SPANGDAHLEM AIR BASE, Germany --
As the season changes, the road conditions can become a challenge, especially for those not accustomed to winter driving at Spangdahlem Air Base, Germany. The transition to winter brings foggy and icy road conditions. If you couple that with driving on the small, winding roads, prepping your vehicle for winter is an absolute must.
Starting Nov. 15 and lasting through March 30, all vehicles need to be equipped with winter or all-season tires in accordance with Spangdahlem Air Base Instruction 31-204, Air Force Vehicle Traffic Supervision. It's also German law to have these types of tires when driving during icy conditions, regardless of the time of year. Winter tires are typically marked with an M+S, M/S or snowflake symbol directly on the tire.
Another item to check is the tire tread condition. The tread depth needs to be at least 1/16 of an inch, or 1.6 millimeters, for the entire traction surface. To test, pinch a Lincoln-head penny, from the base, between your thumb and forefinger so the top of Lincoln's head is showing. Place the top of Lincoln's head into the tire tread grooves. If any part of Lincoln's head is obscured by the tread, you have a legal and safe amount of tread. However, if you can see above Lincoln's head or any of the "In God We Trust" letters above his head, then you are ready for a new tire. This penny trick works because the distance between the rim and Lincoln's head is 1/16 of an inch, the minimum required tread depth. When your tire tread is lower, your vehicle can have handling problems in adverse conditions.

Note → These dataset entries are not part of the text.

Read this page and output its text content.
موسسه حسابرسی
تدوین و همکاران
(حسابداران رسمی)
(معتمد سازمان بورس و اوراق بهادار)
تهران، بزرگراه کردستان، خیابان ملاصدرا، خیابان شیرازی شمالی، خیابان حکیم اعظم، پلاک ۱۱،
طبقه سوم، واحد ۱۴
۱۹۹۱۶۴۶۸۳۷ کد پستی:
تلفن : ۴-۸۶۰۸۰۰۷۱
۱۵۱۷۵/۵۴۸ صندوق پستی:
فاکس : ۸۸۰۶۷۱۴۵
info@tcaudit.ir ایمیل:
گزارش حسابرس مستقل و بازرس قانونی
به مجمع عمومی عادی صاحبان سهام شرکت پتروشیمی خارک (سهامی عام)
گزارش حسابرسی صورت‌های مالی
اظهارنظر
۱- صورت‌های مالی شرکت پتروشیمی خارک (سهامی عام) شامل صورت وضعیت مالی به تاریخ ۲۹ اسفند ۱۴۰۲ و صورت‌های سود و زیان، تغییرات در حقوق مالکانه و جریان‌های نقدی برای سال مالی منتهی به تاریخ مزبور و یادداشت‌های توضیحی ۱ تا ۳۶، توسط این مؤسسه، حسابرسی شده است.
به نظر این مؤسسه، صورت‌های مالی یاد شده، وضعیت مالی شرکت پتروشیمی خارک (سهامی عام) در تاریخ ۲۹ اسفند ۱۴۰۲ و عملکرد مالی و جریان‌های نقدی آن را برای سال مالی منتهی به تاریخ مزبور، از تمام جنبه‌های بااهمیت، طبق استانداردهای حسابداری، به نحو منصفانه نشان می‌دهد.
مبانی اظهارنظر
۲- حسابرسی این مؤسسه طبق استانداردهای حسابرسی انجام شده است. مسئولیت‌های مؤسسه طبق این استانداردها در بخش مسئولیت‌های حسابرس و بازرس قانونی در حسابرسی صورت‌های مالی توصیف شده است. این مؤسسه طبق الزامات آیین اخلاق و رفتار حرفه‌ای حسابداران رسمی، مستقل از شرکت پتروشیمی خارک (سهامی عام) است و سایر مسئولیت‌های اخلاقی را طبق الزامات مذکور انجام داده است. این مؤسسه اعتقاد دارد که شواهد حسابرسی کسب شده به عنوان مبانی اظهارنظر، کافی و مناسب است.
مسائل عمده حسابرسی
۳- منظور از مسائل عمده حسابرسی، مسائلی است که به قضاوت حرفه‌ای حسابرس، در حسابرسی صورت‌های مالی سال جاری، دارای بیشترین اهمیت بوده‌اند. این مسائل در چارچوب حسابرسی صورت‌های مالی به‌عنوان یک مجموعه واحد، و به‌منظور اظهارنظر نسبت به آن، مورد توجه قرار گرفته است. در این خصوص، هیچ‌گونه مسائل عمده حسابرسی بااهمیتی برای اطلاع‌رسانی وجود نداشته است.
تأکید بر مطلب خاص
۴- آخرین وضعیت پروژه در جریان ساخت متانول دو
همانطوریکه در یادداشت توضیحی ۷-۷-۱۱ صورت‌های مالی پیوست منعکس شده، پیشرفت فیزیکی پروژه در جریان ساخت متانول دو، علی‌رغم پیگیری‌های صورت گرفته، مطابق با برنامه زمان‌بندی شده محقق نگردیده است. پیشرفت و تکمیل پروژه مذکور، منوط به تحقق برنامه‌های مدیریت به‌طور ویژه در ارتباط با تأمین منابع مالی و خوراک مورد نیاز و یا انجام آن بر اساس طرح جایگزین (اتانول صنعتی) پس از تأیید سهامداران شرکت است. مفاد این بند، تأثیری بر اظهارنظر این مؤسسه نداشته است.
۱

Equally important is proper tire pressure. You can follow the recommended PSI, or pounds per square inch, posted for maximum traction typically found on the driver's side door. As you finish checking the tire pressure, you should conduct a visual inspection of your vehicle's lights. Make sure the front, rear and flashing hazard lights are all operational.
Next, ensure your wiper blades are in good condition. It's also a great idea to swap out your windshield wiper fluid with one that is specially made for winter conditions and designed to not freeze in cold temperatures. Finally, to defend against the use of road salts, you can protect your car's paint and body from rust by washing your car and finishing with a coat of high-quality wax.
With these simple, do-it-yourself measures, you can be ready for snow season.